Documentation could have been simpler, but the developer says they will take this on board for the next release.
A very worthwhile tool to speed up overall security policy auditing.
This software is very much aimed at the auditing and information security industry and those that work within that field. It is basically a tool to audit information security in an automated fashion.
The main purpose of the software is to provide a checklist for assessing the state of information security within an organization and offering a knowledge base for continual assessments in accordance with the international standard for information security ISO17799.
The application works using a software engine, which is fundamentally an intelligent questionnaire, as it works by using tailored questions that can eliminate other questions deemed inappropriate.
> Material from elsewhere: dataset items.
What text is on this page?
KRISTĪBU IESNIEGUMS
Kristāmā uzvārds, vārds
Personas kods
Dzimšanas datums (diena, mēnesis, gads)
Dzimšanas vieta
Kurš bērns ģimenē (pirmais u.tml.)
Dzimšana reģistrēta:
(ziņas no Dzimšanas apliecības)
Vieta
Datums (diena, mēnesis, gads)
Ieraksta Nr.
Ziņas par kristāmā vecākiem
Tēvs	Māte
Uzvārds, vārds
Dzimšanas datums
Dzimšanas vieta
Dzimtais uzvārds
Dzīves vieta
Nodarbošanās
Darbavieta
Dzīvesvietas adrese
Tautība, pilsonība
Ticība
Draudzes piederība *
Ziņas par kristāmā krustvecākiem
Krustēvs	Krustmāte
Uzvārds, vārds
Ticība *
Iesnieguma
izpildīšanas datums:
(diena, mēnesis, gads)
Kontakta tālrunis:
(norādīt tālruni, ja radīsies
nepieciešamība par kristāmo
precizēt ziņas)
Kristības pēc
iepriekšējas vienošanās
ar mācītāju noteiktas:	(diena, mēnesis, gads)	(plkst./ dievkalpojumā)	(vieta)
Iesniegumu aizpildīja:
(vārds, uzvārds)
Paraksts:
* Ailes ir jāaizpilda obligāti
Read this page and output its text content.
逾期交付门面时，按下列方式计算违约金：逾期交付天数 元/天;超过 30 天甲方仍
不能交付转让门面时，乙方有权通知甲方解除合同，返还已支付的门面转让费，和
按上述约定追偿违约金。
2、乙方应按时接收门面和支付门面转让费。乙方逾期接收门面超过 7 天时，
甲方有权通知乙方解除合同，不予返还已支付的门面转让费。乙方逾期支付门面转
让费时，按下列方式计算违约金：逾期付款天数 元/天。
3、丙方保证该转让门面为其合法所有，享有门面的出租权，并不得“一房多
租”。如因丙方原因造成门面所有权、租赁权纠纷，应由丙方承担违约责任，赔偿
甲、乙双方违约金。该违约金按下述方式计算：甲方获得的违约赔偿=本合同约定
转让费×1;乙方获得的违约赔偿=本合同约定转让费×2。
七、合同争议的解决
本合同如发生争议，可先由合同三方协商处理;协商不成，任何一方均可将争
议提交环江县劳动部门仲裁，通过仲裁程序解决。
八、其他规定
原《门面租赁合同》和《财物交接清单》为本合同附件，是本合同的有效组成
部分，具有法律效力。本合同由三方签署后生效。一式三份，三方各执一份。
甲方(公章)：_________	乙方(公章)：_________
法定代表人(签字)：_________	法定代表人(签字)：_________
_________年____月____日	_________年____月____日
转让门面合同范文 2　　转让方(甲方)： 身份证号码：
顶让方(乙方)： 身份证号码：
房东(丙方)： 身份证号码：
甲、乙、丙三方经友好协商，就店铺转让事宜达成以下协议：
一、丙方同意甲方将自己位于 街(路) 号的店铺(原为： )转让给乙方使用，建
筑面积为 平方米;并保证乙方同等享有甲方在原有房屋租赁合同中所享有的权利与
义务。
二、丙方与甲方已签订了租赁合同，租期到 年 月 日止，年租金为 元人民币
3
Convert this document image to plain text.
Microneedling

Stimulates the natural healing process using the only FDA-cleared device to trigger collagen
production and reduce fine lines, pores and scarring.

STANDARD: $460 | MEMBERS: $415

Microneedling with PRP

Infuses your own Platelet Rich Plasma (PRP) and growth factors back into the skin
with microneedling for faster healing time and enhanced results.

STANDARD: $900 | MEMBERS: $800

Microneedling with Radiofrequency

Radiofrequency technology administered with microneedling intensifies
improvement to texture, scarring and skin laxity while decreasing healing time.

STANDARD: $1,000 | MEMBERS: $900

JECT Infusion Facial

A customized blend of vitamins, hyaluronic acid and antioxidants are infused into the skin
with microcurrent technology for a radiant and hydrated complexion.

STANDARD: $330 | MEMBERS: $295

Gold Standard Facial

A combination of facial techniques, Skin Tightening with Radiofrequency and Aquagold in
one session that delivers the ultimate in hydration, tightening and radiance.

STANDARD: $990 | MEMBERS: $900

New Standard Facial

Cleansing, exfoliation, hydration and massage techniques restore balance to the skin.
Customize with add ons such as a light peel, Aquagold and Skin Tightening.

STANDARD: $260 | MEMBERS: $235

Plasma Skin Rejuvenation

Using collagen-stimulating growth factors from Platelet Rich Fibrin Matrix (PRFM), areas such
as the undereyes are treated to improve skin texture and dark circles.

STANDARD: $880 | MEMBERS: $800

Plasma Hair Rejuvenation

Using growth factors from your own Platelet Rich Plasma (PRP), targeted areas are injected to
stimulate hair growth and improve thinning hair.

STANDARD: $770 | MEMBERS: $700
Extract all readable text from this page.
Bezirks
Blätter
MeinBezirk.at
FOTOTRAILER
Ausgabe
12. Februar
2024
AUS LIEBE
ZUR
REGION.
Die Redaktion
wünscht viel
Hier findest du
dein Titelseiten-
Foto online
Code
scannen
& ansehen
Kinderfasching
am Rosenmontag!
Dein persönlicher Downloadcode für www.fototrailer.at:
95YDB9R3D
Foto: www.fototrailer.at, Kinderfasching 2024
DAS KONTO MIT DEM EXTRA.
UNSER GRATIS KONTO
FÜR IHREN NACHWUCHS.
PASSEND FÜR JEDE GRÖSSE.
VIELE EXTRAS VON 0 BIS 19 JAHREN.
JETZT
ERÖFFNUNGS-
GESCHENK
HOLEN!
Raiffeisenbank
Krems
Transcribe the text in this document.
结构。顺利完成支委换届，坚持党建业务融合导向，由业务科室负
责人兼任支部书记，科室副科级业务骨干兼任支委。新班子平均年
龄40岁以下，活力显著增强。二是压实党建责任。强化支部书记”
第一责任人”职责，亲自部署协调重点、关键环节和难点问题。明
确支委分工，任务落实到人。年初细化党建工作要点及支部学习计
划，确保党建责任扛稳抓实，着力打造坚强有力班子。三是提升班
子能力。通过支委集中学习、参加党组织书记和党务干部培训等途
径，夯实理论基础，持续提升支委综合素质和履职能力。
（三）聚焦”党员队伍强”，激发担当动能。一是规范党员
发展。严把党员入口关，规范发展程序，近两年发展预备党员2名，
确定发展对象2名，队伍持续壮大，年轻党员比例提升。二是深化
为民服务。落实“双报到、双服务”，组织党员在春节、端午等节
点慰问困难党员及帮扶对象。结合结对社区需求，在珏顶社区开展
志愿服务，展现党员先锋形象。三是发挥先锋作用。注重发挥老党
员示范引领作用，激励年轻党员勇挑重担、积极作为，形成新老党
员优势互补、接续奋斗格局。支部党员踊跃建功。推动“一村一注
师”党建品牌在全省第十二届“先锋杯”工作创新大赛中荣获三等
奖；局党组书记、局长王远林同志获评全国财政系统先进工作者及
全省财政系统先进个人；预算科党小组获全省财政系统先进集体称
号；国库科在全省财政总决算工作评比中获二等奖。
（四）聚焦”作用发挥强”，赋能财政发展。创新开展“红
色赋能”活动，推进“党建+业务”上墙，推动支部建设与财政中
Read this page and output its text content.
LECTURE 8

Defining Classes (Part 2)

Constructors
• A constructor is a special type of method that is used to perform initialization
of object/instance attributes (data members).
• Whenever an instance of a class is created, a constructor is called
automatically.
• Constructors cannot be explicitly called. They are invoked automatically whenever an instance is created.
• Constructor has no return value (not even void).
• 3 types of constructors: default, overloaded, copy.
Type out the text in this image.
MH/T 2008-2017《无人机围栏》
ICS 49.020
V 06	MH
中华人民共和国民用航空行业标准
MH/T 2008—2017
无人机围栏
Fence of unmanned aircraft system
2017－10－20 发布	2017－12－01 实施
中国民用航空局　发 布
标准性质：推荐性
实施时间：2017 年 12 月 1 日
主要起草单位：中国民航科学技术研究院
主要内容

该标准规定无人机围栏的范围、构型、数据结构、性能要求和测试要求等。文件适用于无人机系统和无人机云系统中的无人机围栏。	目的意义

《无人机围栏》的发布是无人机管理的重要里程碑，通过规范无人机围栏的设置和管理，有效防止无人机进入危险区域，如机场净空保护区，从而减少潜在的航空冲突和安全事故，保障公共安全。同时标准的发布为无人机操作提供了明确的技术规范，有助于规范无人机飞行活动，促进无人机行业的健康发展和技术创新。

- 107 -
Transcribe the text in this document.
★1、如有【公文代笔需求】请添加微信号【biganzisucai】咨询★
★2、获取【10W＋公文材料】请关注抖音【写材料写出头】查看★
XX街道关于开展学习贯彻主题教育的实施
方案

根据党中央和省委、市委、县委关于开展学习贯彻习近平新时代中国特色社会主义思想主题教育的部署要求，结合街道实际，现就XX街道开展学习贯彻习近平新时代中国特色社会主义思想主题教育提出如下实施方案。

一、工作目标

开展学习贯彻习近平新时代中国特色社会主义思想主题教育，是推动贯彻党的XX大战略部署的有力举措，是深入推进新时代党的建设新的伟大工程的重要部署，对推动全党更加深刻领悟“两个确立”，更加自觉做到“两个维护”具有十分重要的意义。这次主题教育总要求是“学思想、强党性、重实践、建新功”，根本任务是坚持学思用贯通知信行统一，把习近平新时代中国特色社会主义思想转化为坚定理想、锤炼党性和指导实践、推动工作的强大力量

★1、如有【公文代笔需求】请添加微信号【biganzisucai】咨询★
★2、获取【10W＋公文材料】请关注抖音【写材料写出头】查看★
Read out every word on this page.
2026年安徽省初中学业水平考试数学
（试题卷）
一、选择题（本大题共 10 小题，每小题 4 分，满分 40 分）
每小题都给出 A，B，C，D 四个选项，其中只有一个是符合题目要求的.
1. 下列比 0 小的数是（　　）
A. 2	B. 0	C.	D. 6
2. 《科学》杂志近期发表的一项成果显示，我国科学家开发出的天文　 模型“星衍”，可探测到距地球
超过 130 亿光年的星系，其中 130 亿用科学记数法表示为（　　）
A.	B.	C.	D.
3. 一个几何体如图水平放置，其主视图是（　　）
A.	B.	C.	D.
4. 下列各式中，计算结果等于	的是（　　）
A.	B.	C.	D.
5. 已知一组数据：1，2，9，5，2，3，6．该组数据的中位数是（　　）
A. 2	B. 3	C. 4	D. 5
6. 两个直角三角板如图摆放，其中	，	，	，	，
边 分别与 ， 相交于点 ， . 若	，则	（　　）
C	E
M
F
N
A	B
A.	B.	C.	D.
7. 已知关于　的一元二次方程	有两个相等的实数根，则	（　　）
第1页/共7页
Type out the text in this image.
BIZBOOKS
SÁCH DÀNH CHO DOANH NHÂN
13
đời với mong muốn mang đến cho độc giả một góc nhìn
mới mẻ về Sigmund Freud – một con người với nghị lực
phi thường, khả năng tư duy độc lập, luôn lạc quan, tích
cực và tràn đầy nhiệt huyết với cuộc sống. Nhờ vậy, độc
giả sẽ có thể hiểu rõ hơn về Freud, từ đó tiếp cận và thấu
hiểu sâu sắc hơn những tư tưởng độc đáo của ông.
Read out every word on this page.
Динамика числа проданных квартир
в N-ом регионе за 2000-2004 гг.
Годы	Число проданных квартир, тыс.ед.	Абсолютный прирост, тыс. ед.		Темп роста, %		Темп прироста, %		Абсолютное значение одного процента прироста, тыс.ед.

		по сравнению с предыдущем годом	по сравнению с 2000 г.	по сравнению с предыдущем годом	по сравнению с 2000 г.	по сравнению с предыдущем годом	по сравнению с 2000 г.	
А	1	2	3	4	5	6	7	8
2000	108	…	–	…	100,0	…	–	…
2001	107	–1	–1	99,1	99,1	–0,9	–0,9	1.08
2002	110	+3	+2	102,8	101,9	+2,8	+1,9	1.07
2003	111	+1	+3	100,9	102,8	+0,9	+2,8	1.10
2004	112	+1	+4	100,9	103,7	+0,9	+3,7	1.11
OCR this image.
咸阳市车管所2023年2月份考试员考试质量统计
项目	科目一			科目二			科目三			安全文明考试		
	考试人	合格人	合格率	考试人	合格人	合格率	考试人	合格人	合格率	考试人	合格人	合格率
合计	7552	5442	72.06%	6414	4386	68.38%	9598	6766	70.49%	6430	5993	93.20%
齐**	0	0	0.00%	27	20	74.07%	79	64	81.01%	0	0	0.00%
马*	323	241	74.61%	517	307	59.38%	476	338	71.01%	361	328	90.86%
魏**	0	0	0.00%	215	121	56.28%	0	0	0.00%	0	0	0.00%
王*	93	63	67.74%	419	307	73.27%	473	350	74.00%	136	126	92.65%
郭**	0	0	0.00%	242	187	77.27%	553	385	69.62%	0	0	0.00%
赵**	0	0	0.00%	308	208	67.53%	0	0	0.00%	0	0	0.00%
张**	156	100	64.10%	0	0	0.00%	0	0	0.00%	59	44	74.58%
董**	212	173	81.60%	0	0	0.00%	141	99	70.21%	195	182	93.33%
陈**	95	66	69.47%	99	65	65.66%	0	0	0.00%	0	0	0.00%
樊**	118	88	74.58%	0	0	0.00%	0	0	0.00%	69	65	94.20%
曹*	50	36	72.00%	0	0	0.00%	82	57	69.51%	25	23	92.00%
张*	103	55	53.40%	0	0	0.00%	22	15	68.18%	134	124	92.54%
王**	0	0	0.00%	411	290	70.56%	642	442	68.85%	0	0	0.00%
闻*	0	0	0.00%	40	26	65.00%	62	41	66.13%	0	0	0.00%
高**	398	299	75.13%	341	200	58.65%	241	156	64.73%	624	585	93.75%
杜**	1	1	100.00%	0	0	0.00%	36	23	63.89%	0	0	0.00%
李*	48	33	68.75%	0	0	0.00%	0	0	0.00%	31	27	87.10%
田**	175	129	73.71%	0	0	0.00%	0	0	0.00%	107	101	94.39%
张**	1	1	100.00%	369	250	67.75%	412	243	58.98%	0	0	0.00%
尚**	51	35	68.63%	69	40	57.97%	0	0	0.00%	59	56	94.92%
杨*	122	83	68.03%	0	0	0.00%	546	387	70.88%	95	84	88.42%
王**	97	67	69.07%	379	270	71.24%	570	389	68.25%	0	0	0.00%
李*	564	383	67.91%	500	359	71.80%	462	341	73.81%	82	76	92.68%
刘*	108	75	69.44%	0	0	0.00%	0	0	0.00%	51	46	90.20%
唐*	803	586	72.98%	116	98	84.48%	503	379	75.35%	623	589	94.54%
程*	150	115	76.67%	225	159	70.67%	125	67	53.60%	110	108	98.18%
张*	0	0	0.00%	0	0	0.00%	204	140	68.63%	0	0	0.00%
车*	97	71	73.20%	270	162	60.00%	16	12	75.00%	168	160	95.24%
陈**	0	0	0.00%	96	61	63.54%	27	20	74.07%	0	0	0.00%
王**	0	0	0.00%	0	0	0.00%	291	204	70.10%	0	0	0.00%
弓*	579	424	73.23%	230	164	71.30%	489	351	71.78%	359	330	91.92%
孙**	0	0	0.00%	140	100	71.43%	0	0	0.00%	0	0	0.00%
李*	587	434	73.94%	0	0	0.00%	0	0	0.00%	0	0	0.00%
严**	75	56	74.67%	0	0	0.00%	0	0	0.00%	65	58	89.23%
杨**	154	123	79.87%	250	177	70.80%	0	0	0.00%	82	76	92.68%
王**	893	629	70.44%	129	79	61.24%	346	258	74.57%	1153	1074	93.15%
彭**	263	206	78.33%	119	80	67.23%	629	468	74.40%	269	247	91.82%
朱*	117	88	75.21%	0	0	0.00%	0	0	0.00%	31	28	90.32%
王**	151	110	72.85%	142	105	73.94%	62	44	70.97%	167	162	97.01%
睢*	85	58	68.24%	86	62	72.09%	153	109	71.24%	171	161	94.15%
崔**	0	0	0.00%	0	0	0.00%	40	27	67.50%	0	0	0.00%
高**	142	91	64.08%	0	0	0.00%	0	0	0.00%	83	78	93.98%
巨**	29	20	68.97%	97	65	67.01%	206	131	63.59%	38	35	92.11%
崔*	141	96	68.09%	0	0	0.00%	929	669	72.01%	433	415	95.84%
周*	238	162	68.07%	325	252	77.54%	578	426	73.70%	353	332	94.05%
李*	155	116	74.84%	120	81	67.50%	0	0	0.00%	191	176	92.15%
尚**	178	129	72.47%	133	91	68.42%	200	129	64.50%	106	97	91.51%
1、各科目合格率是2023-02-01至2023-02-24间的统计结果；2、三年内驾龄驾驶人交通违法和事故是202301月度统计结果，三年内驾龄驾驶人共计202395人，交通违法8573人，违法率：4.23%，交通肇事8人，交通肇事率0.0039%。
This all depends on the exact scope and type of system under review.
Installing the application was straightforward. On launch it brings up the console, from where a client file may be created or re-launched. It was difficult to see how many client files could be created but apparently this number depends on the size of the hard disk of the machine on which it is installed.
Once a new client file is launched the main task of answering all the questions can be undertaken. This can be very time consuming, not because there are any problems with the software (this appears to be a very well thought out piece of kit), but because there are just so many questions to answer.
The first section asks what systems are under review, what risks are attached to the system, whether disclosure of information is harmful, the depth of the review, and whether all or selected aspects of information security are going to be reviewed.
We decided to perform a thorough audit. Just about every question could be answered on a scale of one to five. Anything below three is flagged up for later investigation.
After finishing the audit one can pick up on problem answers for further examination and resolution. A further filter can be applied to show problem answers by different standards organizations. The application was very quick to display this information despite the lengthy nature of the questionnaire.
The package also includes graphical analysis options which are very clear to interpret and give a good overview of areas of security that need more attention. There is a further option to compile a report of the audit. Again, this is very quick to fire up and can be filtered to show different results.